Cambridge Analytica has shut down following allegations about its misuse of Facebook data and the campaign strategies it pitched to its clients. It was revealed that more than 80 million Facebook accounts were breached by the data analytics company. During a conference call today with the tech firm’s employees, chairman Julian Wheatland of Cambridge Analytica’s parent company SCL Group announced the news. Its founder Nigel Oakes said that SCL Group is closing down too.
Cambridge Analytica itself issued a press release announcing it and that the parent company SCL would also stop operating, and would begin bankruptcy proceedings. The press release further elaborates that rebranding Cambridge Analytica was “futile.” The loss of reputation and clients was too costly for the company to bear. All the workers were advised to return their keycards immediately.
The UK-based company Cambridge Analytica has been struggling for quite some time to emerge from under the scandal, but reports and inquiries kept coming in, expanding the firm’s privacy sins. Cambridge Analytica got their hands on illegally attained data through an app written by a university researcher.
While only 270,000 Facebook users installed the app, the app was able to gather data on millions of their friends due to the Facebook data sharing policy at that time.
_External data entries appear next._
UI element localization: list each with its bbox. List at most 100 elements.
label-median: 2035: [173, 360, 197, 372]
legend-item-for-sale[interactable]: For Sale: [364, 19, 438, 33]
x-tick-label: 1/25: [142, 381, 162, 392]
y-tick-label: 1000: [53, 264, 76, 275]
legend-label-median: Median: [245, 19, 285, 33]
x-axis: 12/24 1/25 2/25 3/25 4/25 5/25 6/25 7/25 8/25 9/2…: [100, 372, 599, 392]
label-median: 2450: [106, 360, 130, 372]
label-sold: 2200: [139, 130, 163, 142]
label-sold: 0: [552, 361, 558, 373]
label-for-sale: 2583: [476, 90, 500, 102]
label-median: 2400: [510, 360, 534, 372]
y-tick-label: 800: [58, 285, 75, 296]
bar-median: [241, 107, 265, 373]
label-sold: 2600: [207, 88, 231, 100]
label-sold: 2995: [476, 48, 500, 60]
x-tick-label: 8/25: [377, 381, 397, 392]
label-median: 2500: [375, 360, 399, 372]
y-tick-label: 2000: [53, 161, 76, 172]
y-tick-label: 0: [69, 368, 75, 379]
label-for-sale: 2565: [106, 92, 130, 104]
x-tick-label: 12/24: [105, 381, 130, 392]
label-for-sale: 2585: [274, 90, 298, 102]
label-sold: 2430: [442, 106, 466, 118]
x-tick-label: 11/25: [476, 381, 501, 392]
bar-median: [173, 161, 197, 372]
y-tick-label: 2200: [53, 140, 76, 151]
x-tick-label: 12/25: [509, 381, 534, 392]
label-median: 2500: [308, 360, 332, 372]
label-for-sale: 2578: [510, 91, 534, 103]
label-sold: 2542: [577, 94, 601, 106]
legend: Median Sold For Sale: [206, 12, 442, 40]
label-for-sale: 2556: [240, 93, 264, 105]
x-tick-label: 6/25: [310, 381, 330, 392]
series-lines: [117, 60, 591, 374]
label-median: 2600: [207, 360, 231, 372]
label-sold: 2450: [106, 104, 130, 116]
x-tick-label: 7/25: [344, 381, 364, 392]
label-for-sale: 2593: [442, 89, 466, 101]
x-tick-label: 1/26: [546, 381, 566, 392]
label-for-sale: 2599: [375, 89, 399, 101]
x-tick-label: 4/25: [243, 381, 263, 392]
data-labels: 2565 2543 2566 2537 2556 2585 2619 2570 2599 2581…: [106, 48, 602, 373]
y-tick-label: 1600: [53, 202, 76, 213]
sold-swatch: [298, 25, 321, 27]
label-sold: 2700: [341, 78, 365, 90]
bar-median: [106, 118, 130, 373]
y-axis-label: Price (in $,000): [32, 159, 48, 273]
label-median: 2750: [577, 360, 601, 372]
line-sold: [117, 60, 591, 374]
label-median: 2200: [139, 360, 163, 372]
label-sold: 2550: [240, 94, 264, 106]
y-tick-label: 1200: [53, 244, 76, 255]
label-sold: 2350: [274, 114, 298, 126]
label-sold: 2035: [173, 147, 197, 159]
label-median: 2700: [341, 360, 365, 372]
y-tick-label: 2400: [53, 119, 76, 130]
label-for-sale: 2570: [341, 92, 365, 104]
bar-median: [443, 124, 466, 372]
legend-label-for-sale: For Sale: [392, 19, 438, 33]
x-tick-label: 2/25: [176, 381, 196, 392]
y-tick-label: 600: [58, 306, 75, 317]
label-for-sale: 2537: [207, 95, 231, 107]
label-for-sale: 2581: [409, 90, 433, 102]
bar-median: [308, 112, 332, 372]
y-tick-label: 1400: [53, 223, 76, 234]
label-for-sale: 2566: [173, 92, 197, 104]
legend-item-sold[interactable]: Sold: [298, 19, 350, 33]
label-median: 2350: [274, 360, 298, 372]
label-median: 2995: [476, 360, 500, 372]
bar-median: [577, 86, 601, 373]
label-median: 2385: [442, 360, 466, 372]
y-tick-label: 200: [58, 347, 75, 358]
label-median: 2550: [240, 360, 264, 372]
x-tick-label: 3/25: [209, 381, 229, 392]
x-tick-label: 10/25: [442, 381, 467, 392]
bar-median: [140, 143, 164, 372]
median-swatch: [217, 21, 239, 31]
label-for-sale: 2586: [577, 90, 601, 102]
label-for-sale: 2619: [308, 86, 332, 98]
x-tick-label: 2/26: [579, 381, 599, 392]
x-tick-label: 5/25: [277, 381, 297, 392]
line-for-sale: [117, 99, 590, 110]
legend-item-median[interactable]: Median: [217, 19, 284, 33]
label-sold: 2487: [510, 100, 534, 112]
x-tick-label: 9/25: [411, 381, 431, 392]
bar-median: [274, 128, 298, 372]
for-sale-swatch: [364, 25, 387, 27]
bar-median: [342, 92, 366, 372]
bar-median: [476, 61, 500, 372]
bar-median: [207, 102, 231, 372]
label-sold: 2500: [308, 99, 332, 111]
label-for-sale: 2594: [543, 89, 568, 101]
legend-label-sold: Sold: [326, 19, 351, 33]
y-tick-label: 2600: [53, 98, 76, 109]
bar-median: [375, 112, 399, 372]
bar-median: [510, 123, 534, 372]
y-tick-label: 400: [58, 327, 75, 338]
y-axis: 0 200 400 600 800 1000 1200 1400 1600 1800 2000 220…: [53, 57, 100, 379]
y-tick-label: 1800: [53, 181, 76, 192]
Although, Facebook is now deploying safeguards to protect user data in the past couple of days by putting an end to targetted ads using emails attained without consent and no more allows third-party applications to access user data.
It’s hard to argue with SCL Group’s decision to deem the firm beyond salvaging as the combined evidence of suspended CA CEO Alexander Nix’s blackmail tactics and the eventual hearing before Congress along with the involvement in Trump campaign.
The press release says that the company maintained its innocence and “has been vilified for activities that are not only legal but also widely accepted as a standard component of online advertising in both the political and commercial arenas.”
Although the company was internally investigating the allegations itself and they argued that the allegations weren’t factually supported, the “siege of media coverage has driven away virtually all of the Company’s customers and suppliers,” necessitating a shutdown.